Few TV series’ endings have received such a strong reaction as Game Of Thrones. Two years ago, millions of viewers tuned in one last time to watch their favorite show, with high expectations of what the ending would be like. After watching the series finale, which aired for the first time two years ago, fans –including myself- were wondering how could they have invested such a valuable part their life watching the series every week and to then witness such ending.

In the last episode of Game of Thrones, Daenerys Targaryen, who had a relationship with Jon Snow, gets murdered by her very own partner right before ascending to the throne. It is quite ironic that Daenerys dies in the throne room, literally some inches away from the Iron Throne, the particular throne which she wanted her whole life. Daenerys is picked up by her dragon, Drogon, of whom she is the mother. Drogon flies away while holding his mother.

The ending of Game Of Thrones disrupts the trope of the “happily-ever-after” ending, going against all conventions. After all, a happily ever-after ending would not be realistic.

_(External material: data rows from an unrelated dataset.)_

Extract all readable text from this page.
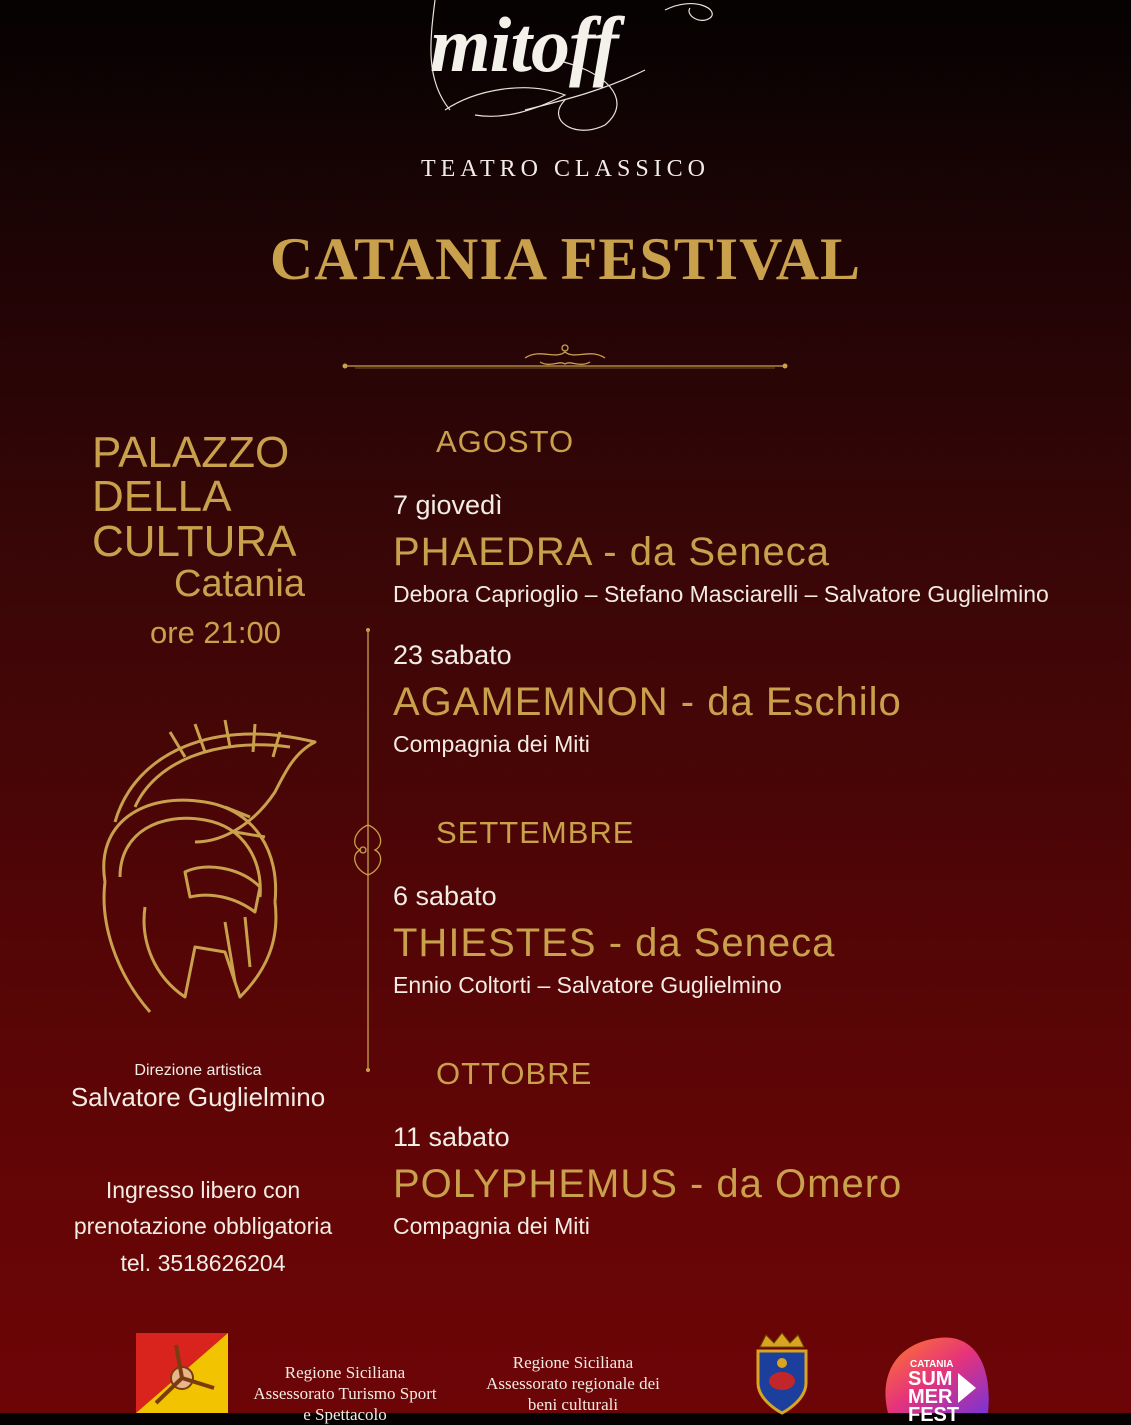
mitoff
TEATRO CLASSICO
CATANIA FESTIVAL
PALAZZO
DELLA
CULTURA
Catania
ore 21:00
Direzione artistica
Salvatore Guglielmino
Ingresso libero con
prenotazione obbligatoria
tel. 3518626204
AGOSTO
7 giovedì
PHAEDRA - da Seneca
Debora Caprioglio – Stefano Masciarelli – Salvatore Guglielmino
23 sabato
AGAMEMNON - da Eschilo
Compagnia dei Miti
SETTEMBRE
6 sabato
THIESTES - da Seneca
Ennio Coltorti – Salvatore Guglielmino
OTTOBRE
11 sabato
POLYPHEMUS - da Omero
Compagnia dei Miti
Regione Siciliana
Assessorato Turismo Sport
e Spettacolo
Regione Siciliana
Assessorato regionale dei
beni culturali
CATANIA
SUM
MER
FEST
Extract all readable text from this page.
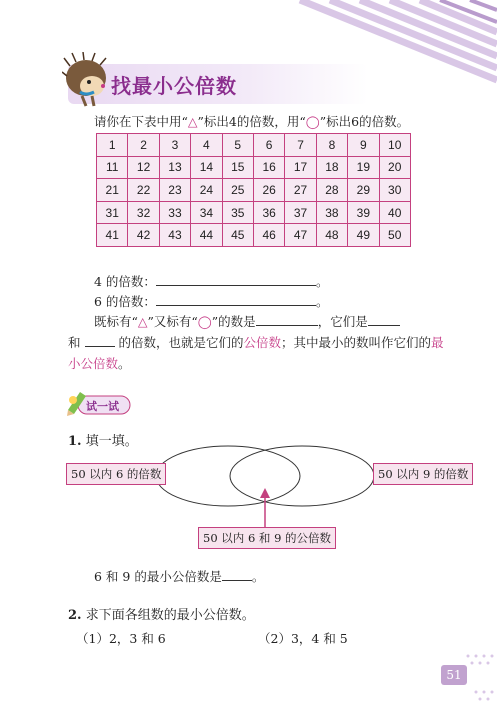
找最小公倍数
请你在下表中用“△”标出4的倍数，用“◯”标出6的倍数。
1	2	3	4	5	6	7	8	9	10
11	12	13	14	15	16	17	18	19	20
21	22	23	24	25	26	27	28	29	30
31	32	33	34	35	36	37	38	39	40
41	42	43	44	45	46	47	48	49	50
4 的倍数：	。
6 的倍数：	。
既标有“△”又标有“◯”的数是	，它们是
和	的倍数，也就是它们的公倍数；其中最小的数叫作它们的最
小公倍数。
试一试
1. 填一填。
50 以内 6 的倍数	50 以内 9 的倍数
50 以内 6 和 9 的公倍数
6 和 9 的最小公倍数是 。
2. 求下面各组数的最小公倍数。
（1）2，3 和 6	（2）3，4 和 5
51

Personally I interpret the ending as a challenge to sex and gender hierarchies, as the series questions the institutions that prevent certain kinds of relationships from happening, marking them as illegitimate. If there was an alternative ending postulating a happy ending for Daenerys’s and Jon’s relationship, the cultural standards that made them seem like an unlikely pair, the incest taboo, would not have been challenged as they were brother and sister. Is it acceptable for Daenerys and Jon to be a couple because they were not raised as a family? It is difficult to answer such a question. What if there was a world where every woman could be an agent of her own desires and could ascend to her throne? Wouldn’t that be liberating? These suppositions however go against the premises of Game of Thrones,as women are lacking financial independence and have a difficulty establishing their legal status. The ending of Game Of Thrones disrupts the trope of the “happily-ever-after” ending, going against all conventions. After all, a happily ever-after ending would not be realistic.

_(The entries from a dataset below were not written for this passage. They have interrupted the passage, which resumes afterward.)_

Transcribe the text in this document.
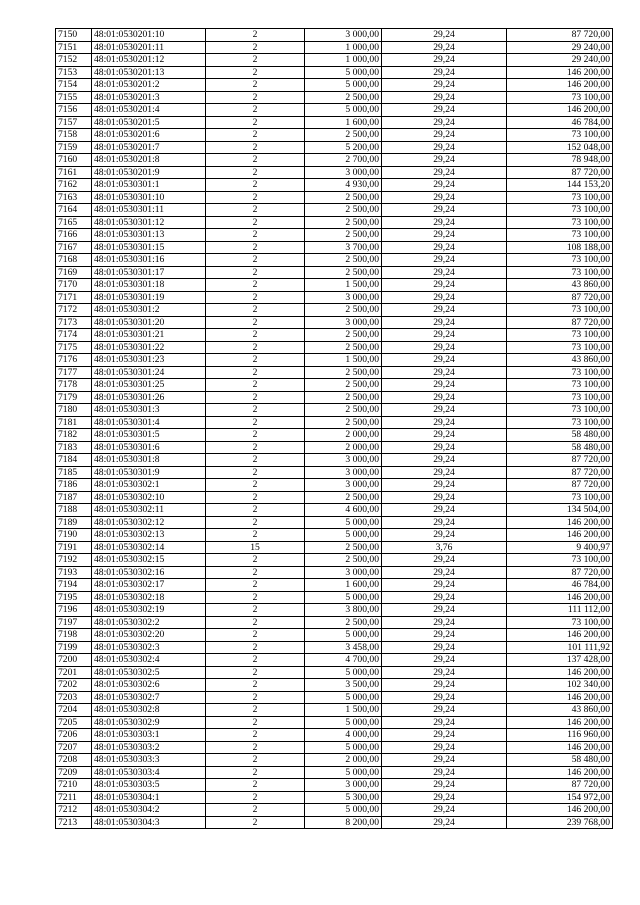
7150	48:01:0530201:10	2	3 000,00	29,24	87 720,00
7151	48:01:0530201:11	2	1 000,00	29,24	29 240,00
7152	48:01:0530201:12	2	1 000,00	29,24	29 240,00
7153	48:01:0530201:13	2	5 000,00	29,24	146 200,00
7154	48:01:0530201:2	2	5 000,00	29,24	146 200,00
7155	48:01:0530201:3	2	2 500,00	29,24	73 100,00
7156	48:01:0530201:4	2	5 000,00	29,24	146 200,00
7157	48:01:0530201:5	2	1 600,00	29,24	46 784,00
7158	48:01:0530201:6	2	2 500,00	29,24	73 100,00
7159	48:01:0530201:7	2	5 200,00	29,24	152 048,00
7160	48:01:0530201:8	2	2 700,00	29,24	78 948,00
7161	48:01:0530201:9	2	3 000,00	29,24	87 720,00
7162	48:01:0530301:1	2	4 930,00	29,24	144 153,20
7163	48:01:0530301:10	2	2 500,00	29,24	73 100,00
7164	48:01:0530301:11	2	2 500,00	29,24	73 100,00
7165	48:01:0530301:12	2	2 500,00	29,24	73 100,00
7166	48:01:0530301:13	2	2 500,00	29,24	73 100,00
7167	48:01:0530301:15	2	3 700,00	29,24	108 188,00
7168	48:01:0530301:16	2	2 500,00	29,24	73 100,00
7169	48:01:0530301:17	2	2 500,00	29,24	73 100,00
7170	48:01:0530301:18	2	1 500,00	29,24	43 860,00
7171	48:01:0530301:19	2	3 000,00	29,24	87 720,00
7172	48:01:0530301:2	2	2 500,00	29,24	73 100,00
7173	48:01:0530301:20	2	3 000,00	29,24	87 720,00
7174	48:01:0530301:21	2	2 500,00	29,24	73 100,00
7175	48:01:0530301:22	2	2 500,00	29,24	73 100,00
7176	48:01:0530301:23	2	1 500,00	29,24	43 860,00
7177	48:01:0530301:24	2	2 500,00	29,24	73 100,00
7178	48:01:0530301:25	2	2 500,00	29,24	73 100,00
7179	48:01:0530301:26	2	2 500,00	29,24	73 100,00
7180	48:01:0530301:3	2	2 500,00	29,24	73 100,00
7181	48:01:0530301:4	2	2 500,00	29,24	73 100,00
7182	48:01:0530301:5	2	2 000,00	29,24	58 480,00
7183	48:01:0530301:6	2	2 000,00	29,24	58 480,00
7184	48:01:0530301:8	2	3 000,00	29,24	87 720,00
7185	48:01:0530301:9	2	3 000,00	29,24	87 720,00
7186	48:01:0530302:1	2	3 000,00	29,24	87 720,00
7187	48:01:0530302:10	2	2 500,00	29,24	73 100,00
7188	48:01:0530302:11	2	4 600,00	29,24	134 504,00
7189	48:01:0530302:12	2	5 000,00	29,24	146 200,00
7190	48:01:0530302:13	2	5 000,00	29,24	146 200,00
7191	48:01:0530302:14	15	2 500,00	3,76	9 400,97
7192	48:01:0530302:15	2	2 500,00	29,24	73 100,00
7193	48:01:0530302:16	2	3 000,00	29,24	87 720,00
7194	48:01:0530302:17	2	1 600,00	29,24	46 784,00
7195	48:01:0530302:18	2	5 000,00	29,24	146 200,00
7196	48:01:0530302:19	2	3 800,00	29,24	111 112,00
7197	48:01:0530302:2	2	2 500,00	29,24	73 100,00
7198	48:01:0530302:20	2	5 000,00	29,24	146 200,00
7199	48:01:0530302:3	2	3 458,00	29,24	101 111,92
7200	48:01:0530302:4	2	4 700,00	29,24	137 428,00
7201	48:01:0530302:5	2	5 000,00	29,24	146 200,00
7202	48:01:0530302:6	2	3 500,00	29,24	102 340,00
7203	48:01:0530302:7	2	5 000,00	29,24	146 200,00
7204	48:01:0530302:8	2	1 500,00	29,24	43 860,00
7205	48:01:0530302:9	2	5 000,00	29,24	146 200,00
7206	48:01:0530303:1	2	4 000,00	29,24	116 960,00
7207	48:01:0530303:2	2	5 000,00	29,24	146 200,00
7208	48:01:0530303:3	2	2 000,00	29,24	58 480,00
7209	48:01:0530303:4	2	5 000,00	29,24	146 200,00
7210	48:01:0530303:5	2	3 000,00	29,24	87 720,00
7211	48:01:0530304:1	2	5 300,00	29,24	154 972,00
7212	48:01:0530304:2	2	5 000,00	29,24	146 200,00
7213	48:01:0530304:3	2	8 200,00	29,24	239 768,00
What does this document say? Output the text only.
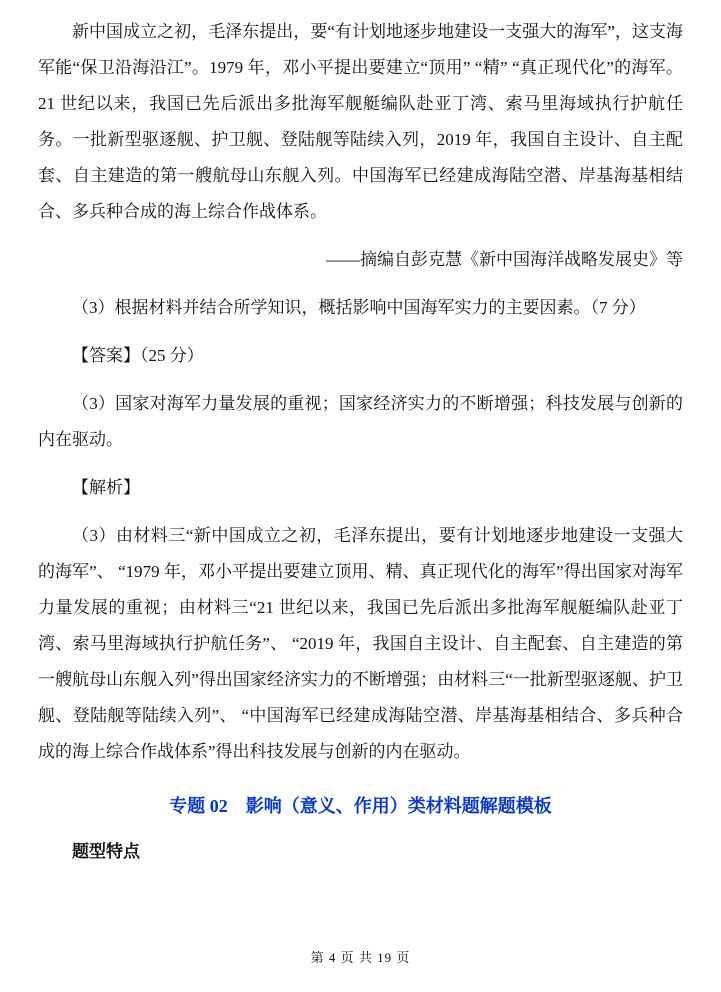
新中国成立之初，毛泽东提出，要“有计划地逐步地建设一支强大的海军”，这支海军能“保卫沿海沿江”。1979 年，邓小平提出要建立“顶用” “精” “真正现代化”的海军。21 世纪以来，我国已先后派出多批海军舰艇编队赴亚丁湾、索马里海域执行护航任务。一批新型驱逐舰、护卫舰、登陆舰等陆续入列，2019 年，我国自主设计、自主配套、自主建造的第一艘航母山东舰入列。中国海军已经建成海陆空潜、岸基海基相结合、多兵种合成的海上综合作战体系。

——摘编自彭克慧《新中国海洋战略发展史》等

（3）根据材料并结合所学知识，概括影响中国海军实力的主要因素。（7 分）

【答案】（25 分）

（3）国家对海军力量发展的重视；国家经济实力的不断增强；科技发展与创新的内在驱动。

【解析】

（3）由材料三“新中国成立之初，毛泽东提出，要有计划地逐步地建设一支强大的海军”、 “1979 年，邓小平提出要建立顶用、精、真正现代化的海军”得出国家对海军力量发展的重视；由材料三“21 世纪以来，我国已先后派出多批海军舰艇编队赴亚丁湾、索马里海域执行护航任务”、 “2019 年，我国自主设计、自主配套、自主建造的第一艘航母山东舰入列”得出国家经济实力的不断增强；由材料三“一批新型驱逐舰、护卫舰、登陆舰等陆续入列”、 “中国海军已经建成海陆空潜、岸基海基相结合、多兵种合成的海上综合作战体系”得出科技发展与创新的内在驱动。

专题 02　影响（意义、作用）类材料题解题模板

题型特点

第 4 页 共 19 页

In conclusion, it is not only the time investment but also the emotional investment in the show that makes its finale so important. I personally felt downright betrayed with the show’s ending. What we all seek is not necessarily a “happily ever after” ending. As viewers, we invest a considerable amount of time and energy in watching a TV series, therefore we desire some kind of closure. In any case, it is comforting to think about the show years after it has been aired and be nostalgic about the feelings that it has imparted on our psyche.